As instituições devem criar método para confrontar as informações cadastrais com as movimentações praticadas pelos clientes que permita a identificação de operações atípicas. Seguem exemplos de critérios que poderão ser utilizados: (i) Compatibilidade das transações com a situação patrimonial; (ii) Ocupação profissional; (iii) Oscilação comportamental em relação a volume, frequência e modalidade; (iv) Identificação dos beneficiários finais das operações; (v) Transferências e/ou pagamentos a terceiros; (vi) Transações em espécie; (vii) Clientes categorizados como Alto Risco; (viii) Pessoas Politicamente Expostas em sua totalidade; e (ix) Procuradores/Representantes legais.

O processo de análise de clientes/transações deverá ocorrer de forma regular e tempestiva, levar em consideração, entre outros, os seguintes fatores: origem e destino dos recursos; reincidência do desenquadramento de perfil; histórico de transações; relação da movimentação com o atual comportamento do mercado; notícias desabonadoras na mídia e verificação de listas restritivas.

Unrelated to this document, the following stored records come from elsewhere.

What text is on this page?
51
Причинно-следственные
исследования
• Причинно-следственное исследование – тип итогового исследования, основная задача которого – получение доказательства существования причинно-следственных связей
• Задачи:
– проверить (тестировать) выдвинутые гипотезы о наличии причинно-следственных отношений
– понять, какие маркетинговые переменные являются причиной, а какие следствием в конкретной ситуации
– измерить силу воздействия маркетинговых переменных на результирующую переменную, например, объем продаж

Como resultado da análise, as situações atípicas identificadas devem ser submetidas à alçada competente que decidirá sobre a comunicação ao órgão regulador e a manutenção do relacionamento. Cuidado especial deve ser tomado quanto ao registro dos resultados das análises e decisões tomadas a partir das mesmas.

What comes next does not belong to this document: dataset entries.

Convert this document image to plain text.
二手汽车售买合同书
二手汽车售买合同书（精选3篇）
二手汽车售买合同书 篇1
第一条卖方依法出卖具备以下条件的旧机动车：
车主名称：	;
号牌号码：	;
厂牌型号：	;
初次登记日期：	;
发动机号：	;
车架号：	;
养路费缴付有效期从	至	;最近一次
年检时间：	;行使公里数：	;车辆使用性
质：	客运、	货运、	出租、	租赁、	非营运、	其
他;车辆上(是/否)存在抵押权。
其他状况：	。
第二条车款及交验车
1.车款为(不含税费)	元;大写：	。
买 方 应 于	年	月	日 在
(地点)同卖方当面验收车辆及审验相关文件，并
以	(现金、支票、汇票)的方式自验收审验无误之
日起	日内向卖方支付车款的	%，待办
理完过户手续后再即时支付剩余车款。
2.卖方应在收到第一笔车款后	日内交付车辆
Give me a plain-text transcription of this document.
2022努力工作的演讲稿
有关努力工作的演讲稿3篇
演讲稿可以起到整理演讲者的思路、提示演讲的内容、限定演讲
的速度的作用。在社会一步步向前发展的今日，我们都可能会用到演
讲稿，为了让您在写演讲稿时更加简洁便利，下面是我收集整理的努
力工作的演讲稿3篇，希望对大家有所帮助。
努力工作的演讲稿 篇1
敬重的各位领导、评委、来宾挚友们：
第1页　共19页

O processo de análise (critérios) deve ser formalmente descrito e divulgado para as áreas responsáveis. Após o processo de análise, toda operação atípica devidamente verificada e julgada pela alçada competente, deve ser comunicada ao órgão competente dentro do prazo e na forma previstos na regulamentação vigente. Vale ressaltar a necessidade de identificar e declarar o status do cliente PPE no momento da comunicação, caso aplicável.

Todos os registros que fundamentaram a comunicação devem ser arquivados e mantidos adequadamente. Esta comunicação tem caráter confidencial e, portanto, deve ser restrita aos funcionários envolvidos no processo de análise e não deve ser informado, por exemplo, ao cliente.

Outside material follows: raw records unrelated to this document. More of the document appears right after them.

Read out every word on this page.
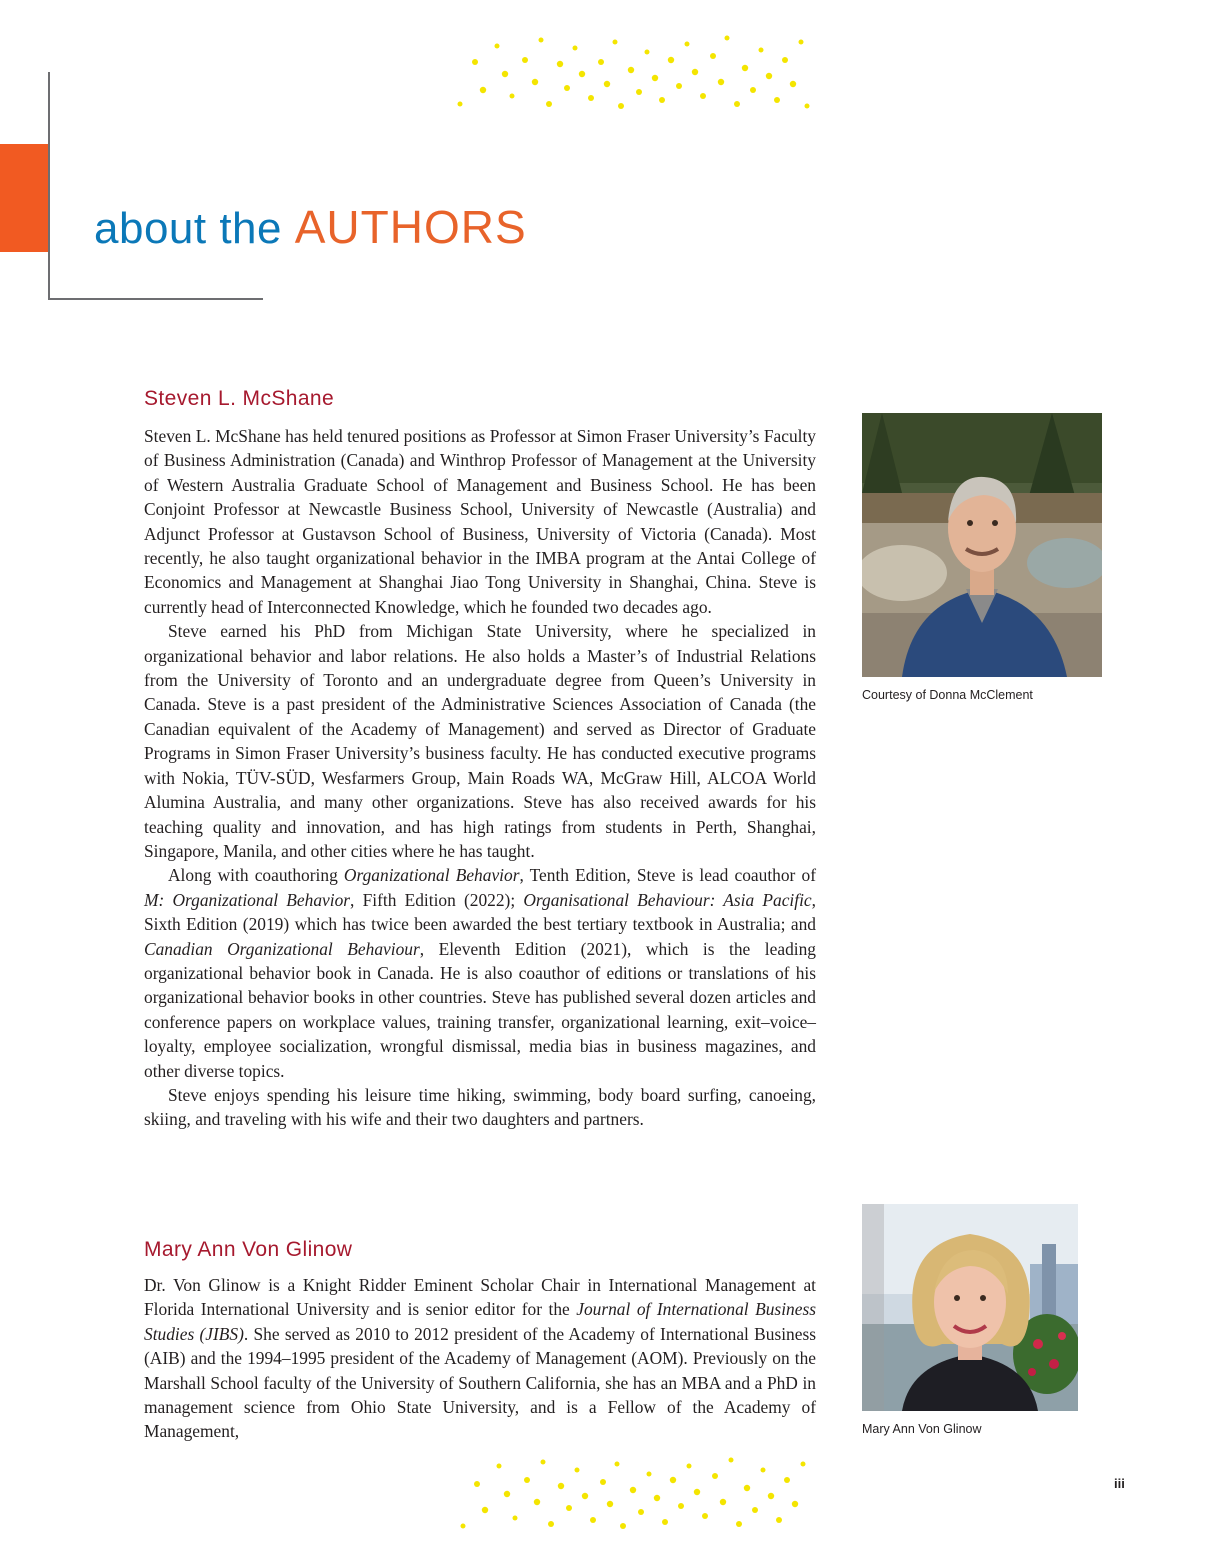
about the AUTHORS
Steven L. McShane

Steven L. McShane has held tenured positions as Professor at Simon Fraser University’s Faculty of Business Administration (Canada) and Winthrop Professor of Management at the University of Western Australia Graduate School of Management and Business School. He has been Conjoint Professor at Newcastle Business School, University of Newcastle (Australia) and Adjunct Professor at Gustavson School of Business, University of Victoria (Canada). Most recently, he also taught organizational behavior in the IMBA program at the Antai College of Economics and Management at Shanghai Jiao Tong University in Shanghai, China. Steve is currently head of Interconnected Knowledge, which he founded two decades ago.

Steve earned his PhD from Michigan State University, where he specialized in organizational behavior and labor relations. He also holds a Master’s of Industrial Relations from the University of Toronto and an undergraduate degree from Queen’s University in Canada. Steve is a past president of the Administrative Sciences Association of Canada (the Canadian equivalent of the Academy of Management) and served as Director of Graduate Programs in Simon Fraser University’s business faculty. He has conducted executive programs with Nokia, TÜV-SÜD, Wesfarmers Group, Main Roads WA, McGraw Hill, ALCOA World Alumina Australia, and many other organizations. Steve has also received awards for his teaching quality and innovation, and has high ratings from students in Perth, Shanghai, Singapore, Manila, and other cities where he has taught.

Along with coauthoring Organizational Behavior, Tenth Edition, Steve is lead coauthor of M: Organizational Behavior, Fifth Edition (2022); Organisational Behaviour: Asia Pacific, Sixth Edition (2019) which has twice been awarded the best tertiary textbook in Australia; and Canadian Organizational Behaviour, Eleventh Edition (2021), which is the leading organizational behavior book in Canada. He is also coauthor of editions or translations of his organizational behavior books in other countries. Steve has published several dozen articles and conference papers on workplace values, training transfer, organizational learning, exit–voice–loyalty, employee socialization, wrongful dismissal, media bias in business magazines, and other diverse topics.

Steve enjoys spending his leisure time hiking, swimming, body board surfing, canoeing, skiing, and traveling with his wife and their two daughters and partners.

Courtesy of Donna McClement

Mary Ann Von Glinow

Dr. Von Glinow is a Knight Ridder Eminent Scholar Chair in International Management at Florida International University and is senior editor for the Journal of International Business Studies (JIBS). She served as 2010 to 2012 president of the Academy of International Business (AIB) and the 1994–1995 president of the Academy of Management (AOM). Previously on the Marshall School faculty of the University of Southern California, she has an MBA and a PhD in management science from Ohio State University, and is a Fellow of the Academy of Management,	Mary Ann Von Glinow

iii
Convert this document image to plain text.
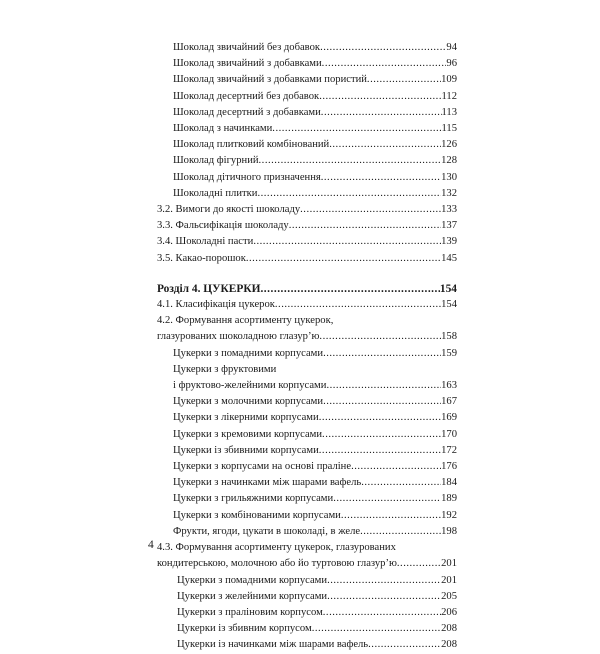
Шоколад звичайний без добавок .....	94
Шоколад звичайний з добавками .....	96
Шоколад звичайний з добавками пористий .....	109
Шоколад десертний без добавок .....	112
Шоколад десертний з добавками .....	113
Шоколад з начинками .....	115
Шоколад плитковий комбінований .....	126
Шоколад фігурний .....	128
Шоколад дітичного призначення .....	130
Шоколадні плитки .....	132
3.2. Вимоги до якості шоколаду .....	133
3.3. Фальсифікація шоколаду .....	137
3.4. Шоколадні пасти .....	139
3.5. Какао-порошок .....	145
Розділ 4. ЦУКЕРКИ .....	154
4.1. Класифікація цукерок .....	154
4.2. Формування асортименту цукерок,
глазурованих шоколадною глазур’ю .....	158
Цукерки з помадними корпусами .....	159
Цукерки з фруктовими
і фруктово-желейними корпусами .....	163
Цукерки з молочними корпусами .....	167
Цукерки з лікерними корпусами .....	169
Цукерки з кремовими корпусами .....	170
Цукерки із збивними корпусами .....	172
Цукерки з корпусами на основі праліне .....	176
Цукерки з начинками між шарами вафель .....	184
Цукерки з грильяжними корпусами .....	189
Цукерки з комбінованими корпусами .....	192
Фрукти, ягоди, цукати в шоколаді, в желе .....	198
4.3. Формування асортименту цукерок, глазурованих
кондитерською, молочною або йо туртовою глазур’ю .....	201
Цукерки з помадними корпусами .....	201
Цукерки з желейними корпусами .....	205
Цукерки з праліновим корпусом .....	206
Цукерки із збивним корпусом .....	208
Цукерки із начинками між шарами вафель .....	208
4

As áreas responsáveis pela prevenção à lavagem de dinheiro das instituições financeiras podem e devem possuir conhecimento, soberania e independência para a comunicação dos casos identificados como atípicos.

A legislação prevê as seguintes penalidades para o descumprimento das disposições acerca da prevenção à lavagem de dinheiro: (i) advertência; (ii) multa pecuniária variável; (iii) inabilitação temporária para o exercício do cargo de administrador; (iv) cassação da autorização para operação ou funcionamento; e (v) reclusão.

O programa de treinamento de PLD numa instituição tem a finalidade de estabelecer um canal informativo aos seus funcionários, capacitando-os em relação ao entendimento e alinhamento à cultura e política interna relativas à PLD, como também, quanto à atualização sobre os aspectos relevantes da regulamentação brasileira pertinente ao assunto e as melhores práticas adotadas no mercado internacional.

Desenvolver e promover um programa de treinamento de PLD eficiente significa viabilizar melhores condições de proteção à instituição que evitem potenciais riscos (financeiro, regulatório e reputacional).

A periodicidade do treinamento pode variar de acordo com a área e a função exercida pelo funcionário, levando em consideração a sua exposição ao risco de lavagem de dinheiro nas suas atividades. As áreas com maior exposição devem ter um programa de treinamento contínuo que pode incluir seminários, workshops, fóruns de discussão e outros cursos de especialização.

Por fim, cada instituição deve manter registro dos materiais utilizados nos treinamentos e controle efetivo de participação.

O Programa deve ser submetido periodicamente às auditorias internas e externas de acordo com o porte, complexidade e perfil de risco da instituição, para que sejam avaliados a eficácia da gestão de risco de lavagem de dinheiro, os controles e procedimentos implantados. A instituição deve ter um sistema de análise e correção das eventuais deficiências apontadas nos relatórios dos auditores como forma de melhoria contínua e de garantia do cumprimento das normas vigentes.